Andiamo avanti: sempre secondo l’Ufficio di Statistica, a gennaio il tasso di inflazione è arrivato al 17,5%; un dato in crescita rispetto al mese precedente, quando il tasso annuo si era avvicinato al 16%. A contribuire in maggior misura all’aumento dell’inflazione sono stati i prezzi della casa e la conclusione di alcune misure concepite dalle autorità contro il caro energia. Oggi la Repubblica Ceca ha un livello di inflazione che supera quello di molti altri paesi europei e il grosso della popolazione è preoccupato.

Quella ceca viene descritta come una delle economie più “prestanti” dell’Europa centro-orientale, però va precisato che la crisi energetica dovuta al conflitto in Ucraina ha sottolineato la forte dipendenza del paese dal gas russo. Questo, come anticipato, ha avuto ripercussioni su tutto il comparto energetico del paese, compresa l’elettricità, e diversi osservatori fanno notare che la forte crescita dei prezzi sta spingendo sempre più famiglie verso una condizione di povertà. Le criticità emerse in questa difficile fase stanno coinvolgendo anche le imprese le quali, pure, devono confrontarsi con il pesante rincaro dell’energia.

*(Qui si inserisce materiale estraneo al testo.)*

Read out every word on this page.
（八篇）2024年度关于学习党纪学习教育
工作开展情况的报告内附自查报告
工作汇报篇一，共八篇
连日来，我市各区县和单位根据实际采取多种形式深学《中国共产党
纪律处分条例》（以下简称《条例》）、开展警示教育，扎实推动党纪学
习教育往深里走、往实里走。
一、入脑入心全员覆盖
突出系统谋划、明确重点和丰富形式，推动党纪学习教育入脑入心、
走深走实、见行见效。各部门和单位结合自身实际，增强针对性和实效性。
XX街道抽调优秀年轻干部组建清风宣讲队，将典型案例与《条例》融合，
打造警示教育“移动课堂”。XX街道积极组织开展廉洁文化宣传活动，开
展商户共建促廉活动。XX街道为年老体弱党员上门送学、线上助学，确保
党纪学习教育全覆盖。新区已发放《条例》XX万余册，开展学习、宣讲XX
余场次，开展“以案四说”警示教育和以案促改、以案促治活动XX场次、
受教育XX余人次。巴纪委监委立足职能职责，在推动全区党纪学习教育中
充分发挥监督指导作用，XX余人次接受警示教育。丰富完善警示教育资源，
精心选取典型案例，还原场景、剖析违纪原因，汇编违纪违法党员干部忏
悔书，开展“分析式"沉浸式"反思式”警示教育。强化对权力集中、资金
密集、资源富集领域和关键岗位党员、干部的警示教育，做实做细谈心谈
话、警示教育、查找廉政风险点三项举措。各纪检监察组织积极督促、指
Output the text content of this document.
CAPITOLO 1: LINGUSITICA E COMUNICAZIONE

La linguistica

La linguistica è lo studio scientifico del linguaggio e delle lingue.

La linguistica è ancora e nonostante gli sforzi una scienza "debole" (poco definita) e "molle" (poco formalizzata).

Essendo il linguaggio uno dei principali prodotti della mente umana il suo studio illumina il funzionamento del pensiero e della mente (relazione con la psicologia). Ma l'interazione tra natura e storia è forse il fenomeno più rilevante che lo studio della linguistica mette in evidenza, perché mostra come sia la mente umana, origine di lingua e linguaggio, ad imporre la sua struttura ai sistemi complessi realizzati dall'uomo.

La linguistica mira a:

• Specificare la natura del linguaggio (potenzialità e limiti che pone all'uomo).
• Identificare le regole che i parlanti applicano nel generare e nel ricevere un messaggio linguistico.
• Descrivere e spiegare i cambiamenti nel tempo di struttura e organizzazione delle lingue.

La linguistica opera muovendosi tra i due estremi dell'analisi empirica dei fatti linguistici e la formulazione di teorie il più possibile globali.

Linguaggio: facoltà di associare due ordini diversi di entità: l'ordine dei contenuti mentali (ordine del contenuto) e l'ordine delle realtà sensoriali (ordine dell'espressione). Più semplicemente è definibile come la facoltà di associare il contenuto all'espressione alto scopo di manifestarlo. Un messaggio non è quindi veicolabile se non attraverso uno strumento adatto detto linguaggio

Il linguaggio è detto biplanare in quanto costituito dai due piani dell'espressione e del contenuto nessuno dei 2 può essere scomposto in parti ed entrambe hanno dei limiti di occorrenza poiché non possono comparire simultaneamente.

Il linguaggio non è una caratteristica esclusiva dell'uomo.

Dopo le prime corpose manifestazioni il governo di centro-destra guidato da Petr Fiala aveva in un primo momento accusato i dimostranti di essere manipolati da ambienti filorussi, per poi annunciare nuove misure volte a fissare un tetto al prezzo dell’energia per le famiglie, per i lavoratori autonomi, per le piccole e medie imprese, gli ospedali, le scuole e le istituzioni sociali. In molti, però, hanno reagito con scetticismo alle promesse dell’esecutivo. In questa situazione di disagio il termometro politico segna una crescita notevole dell’estrema destra del partito di estrema destra Libertà e Democrazia Diretta (SPD) di Tomio Okamura.

L’11 marzo scorso, gli ultimi istanti della manifestazione di protesta contro la politica economica del governo, hanno visto protagonisti un gruppo di dimostranti che si è diretto verso il museo nazionale per chiedere che la bandiera ucraina lì esposta, venisse sostituita con quella ceca. A loro avviso l’esecutivo dovrebbe svolgere un ruolo di mediazione fra le parti contendenti e farsi promotore di negoziati di pace. Essi sono a favore di aiuti a Kiev ma solo in ambito umanitario e non in termini di armi. Un gruppo più piccolo ha invece fatto sventolare le bandiere ucraina e della Nato e striscioni recanti slogan ostili a Putin. L’inquietudine sembra essere sempre più di casa nel paese.